NCERT Solutions for Class 12th: Ch 6 On The Face Of It Vistas English
Mr Lamb is an old man with a tin leg. His real leg was blown off years ago during the war. He lives all alone in his house. There is a garden near the house. It has ripe crab apples looking orange and golden in colour. Mr Lamb is sitting in his garden when Derry climbs over the garden wall to get into his garden. Though the gate is open, the boy does not use it.
Derry’s burnt face made him the center of ridicule. Although people sympathized with him, it was never a heartfelt one. This resulted in his pessimistic approach towards life. He thought that everyone detested and despised him. On the contrary, Mr. Lamb did not show any pity towards him. He considered Derry to be his equal and welcomed him in his garden. He helped the boy to love and live life happily without any contempt for his own self. Derry had initially considered the old man to be like others, but he gradually started respecting and liking him for what he said.
Derry finds Mr. Lamb different from others. Mr. Lamb shows no shock or fear on seeing Derry’s burned face. Rather he talks to him in a loving manner. He welcomes him to his garden. He offers to pluck apples and make jelly for him. He calls him his friend. He says that things look outwardly different, but inwardly they are all the same. He gives the example of flowers, trees, herbs and weeds. They look different, but they are all growing living things. Similarly, people can have different looks, but inwardly they are all the same. Derry says that he hates some people. At this, Mr. Lamb says that it can do him more harm than any bottle of acid. Acid burns only the face, but hatred burns one away inside. He tells Derry never to think of his burned face. He has two arms, two legs, eyes ears, tongue and a brain. And if he has a firm mind, he can do better than others. It is by such words of encouragement that Mr. Lamb draws Derry to himself.
Although the loneliness of Derry dominates the play, there are evident traces of Mr. Lamb’s loneliness throughout the first scene of the play. The old man says that having heard the bees for a “long time” he knows that they “sing”, not buzz. It not only depicts how his perception was different from others but also illustrates that he was lonely and that he did not have any one to be with.
Another evidence of his loneliness is the fact that whole day he sat in the sun and read books. This proves that books were his only true friends. He says that his “empty house” is full of books, underlining the way in which the void of his empty life was filled in by books.
By the end of this scene, it becomes even clearer that he is lonely and sad when he mutters to himself that no one comes back to him after the first meeting. Likewise, he did not expect Derry to return. He was so sure that Derry would never return that he climbed the ladder to collect all the apples himself, although Derry had offered to help him after informing his mother.
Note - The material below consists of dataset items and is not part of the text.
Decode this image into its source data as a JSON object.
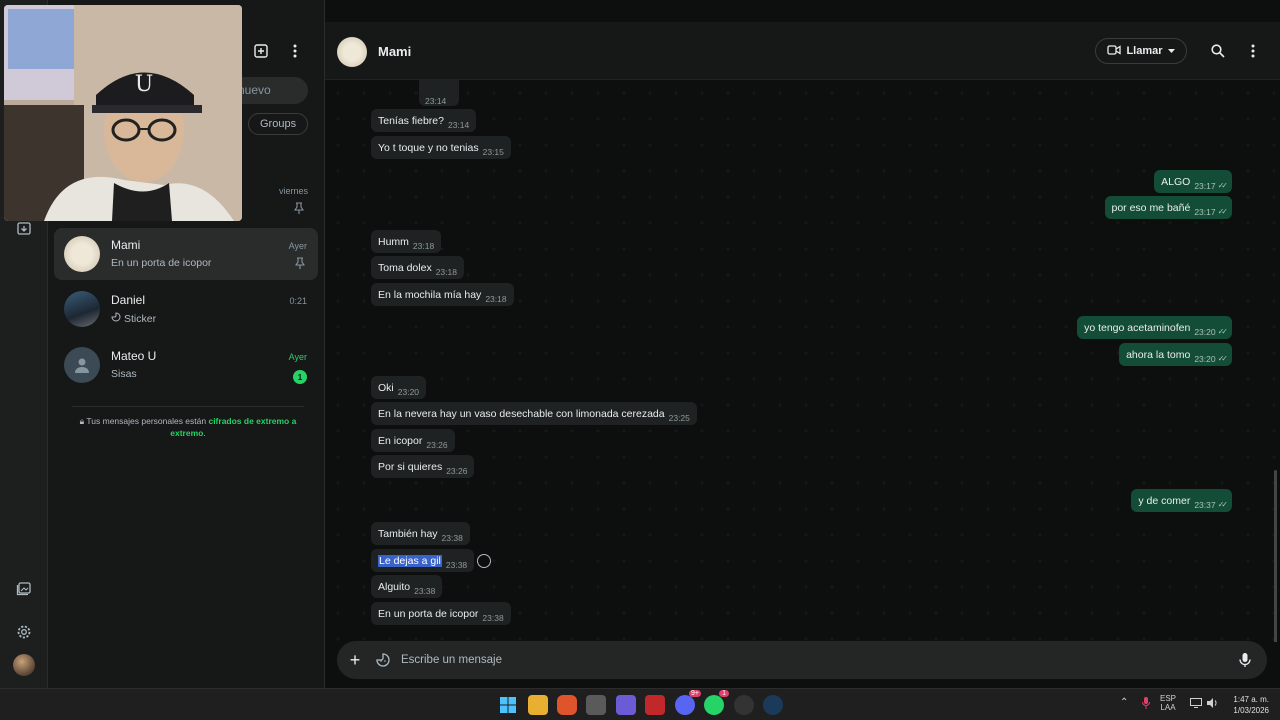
{
  "window": {
    "minimize": "—",
    "maximize": "❐",
    "close": "✕"
  },
  "sidebar": {
    "search_placeholder_fragment": "nuevo",
    "filter_chip": "Groups",
    "partial_chat_time": "viernes",
    "chats": [
      {
        "name": "Mami",
        "preview": "En un porta de icopor",
        "time": "Ayer",
        "pinned": true,
        "active": true
      },
      {
        "name": "Daniel",
        "preview": "Sticker",
        "time": "0:21",
        "icon": "sticker-icon"
      },
      {
        "name": "Mateo U",
        "preview": "Sisas",
        "time": "Ayer",
        "unread": "1",
        "time_color": "#25d366"
      }
    ],
    "e2e_notice": {
      "prefix": "Tus mensajes personales están ",
      "link": "cifrados de extremo a extremo",
      "suffix": "."
    }
  },
  "chat": {
    "contact_name": "Mami",
    "call_label": "Llamar",
    "partial_time": "23:14",
    "messages": [
      {
        "dir": "in",
        "text": "Tenías fiebre?",
        "time": "23:14"
      },
      {
        "dir": "in",
        "text": "Yo t toque y no tenias",
        "time": "23:15"
      },
      {
        "dir": "out",
        "text": "ALGO",
        "time": "23:17"
      },
      {
        "dir": "out",
        "text": "por eso me bañé",
        "time": "23:17"
      },
      {
        "dir": "in",
        "text": "Humm",
        "time": "23:18"
      },
      {
        "dir": "in",
        "text": "Toma dolex",
        "time": "23:18"
      },
      {
        "dir": "in",
        "text": "En la mochila mía hay",
        "time": "23:18"
      },
      {
        "dir": "out",
        "text": "yo tengo acetaminofen",
        "time": "23:20"
      },
      {
        "dir": "out",
        "text": "ahora la tomo",
        "time": "23:20"
      },
      {
        "dir": "in",
        "text": "Oki",
        "time": "23:20"
      },
      {
        "dir": "in",
        "text": "En la nevera hay un vaso desechable con limonada cerezada",
        "time": "23:25"
      },
      {
        "dir": "in",
        "text": "En icopor",
        "time": "23:26"
      },
      {
        "dir": "in",
        "text": "Por si quieres",
        "time": "23:26"
      },
      {
        "dir": "out",
        "text": "y de comer",
        "time": "23:37"
      },
      {
        "dir": "in",
        "text": "También hay",
        "time": "23:38"
      },
      {
        "dir": "in",
        "text": "Le dejas a gil",
        "time": "23:38",
        "selected": true
      },
      {
        "dir": "in",
        "text": "Alguito",
        "time": "23:38"
      },
      {
        "dir": "in",
        "text": "En un porta de icopor",
        "time": "23:38"
      }
    ],
    "composer_placeholder": "Escribe un mensaje"
  },
  "taskbar": {
    "lang_top": "ESP",
    "lang_bottom": "LAA",
    "time": "1:47 a. m.",
    "date": "1/03/2026",
    "badges": {
      "discord": "9+",
      "whatsapp": "1"
    }
  },
  "colors": {
    "accent": "#25d366",
    "outgoing_bubble": "#144d37",
    "incoming_bubble": "#1f2222",
    "selection": "#3a63c9"
  }
}
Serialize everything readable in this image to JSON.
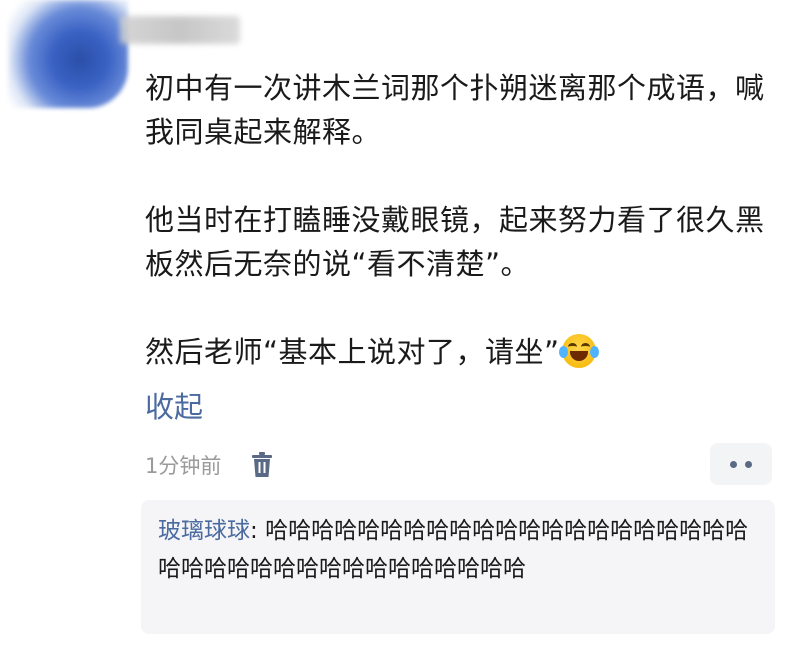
{
  "comment": {
    "paragraphs": [
      "初中有一次讲木兰词那个扑朔迷离那个成语，喊我同桌起来解释。",
      "他当时在打瞌睡没戴眼镜，起来努力看了很久黑板然后无奈的说“看不清楚”。",
      "然后老师“基本上说对了，请坐”"
    ],
    "emoji": "tears-of-joy-emoji"
  },
  "actions": {
    "collapse_label": "收起",
    "delete_icon": "trash-icon",
    "more_icon": "more-dots-icon"
  },
  "meta": {
    "timestamp": "1分钟前"
  },
  "reply": {
    "user": "玻璃球球",
    "separator": ": ",
    "text": "哈哈哈哈哈哈哈哈哈哈哈哈哈哈哈哈哈哈哈哈哈哈哈哈哈哈哈哈哈哈哈哈哈哈哈哈哈"
  },
  "colors": {
    "link": "#4a6aa0",
    "meta": "#9a9a9a",
    "reply_bg": "#f5f5f7"
  }
}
Ironically, the old man would have died unnoticed if Derry had not returned to fill the emptiness of his own life.
A person with any physical impairment can live life with respect and honour, if he is not ridiculed and punished with heartless pity. He expects empathy rather than sympathy. If everyone looks down at him with a pessimistic approach, he may never be able to come out of his sorrow, and consequently, recline to his own secluded world. He is already in tremendous mental and emotional pressure. So, he expects others to be understanding rather than remind him of his disability.
In the play, Derry and Mr. Lamb, both are caught in a similar situation. Mr. Lamb, as an adult, is able to cope with such problems, but Derry, being a child, is not able to untangle this web alone. He develops a strong liking for this old man because he spoke the words a person, with such problem, would want to hear.
The brief association of Derry with Mr. Lamb boosted his self-confidence and helped him to respect his own self. The manner in which the old man made Derry realize the importance of his being self-dependent, of respecting himself and of holding on to hope helped Derry undergo a remarkable change. The new found self-esteem makes him tell his mother that his looks are not important.
It is not likely that the death of Mr. Lamb would take him back to his secluded life. This big change is definitely here to stay and would not be undone due to setbacks.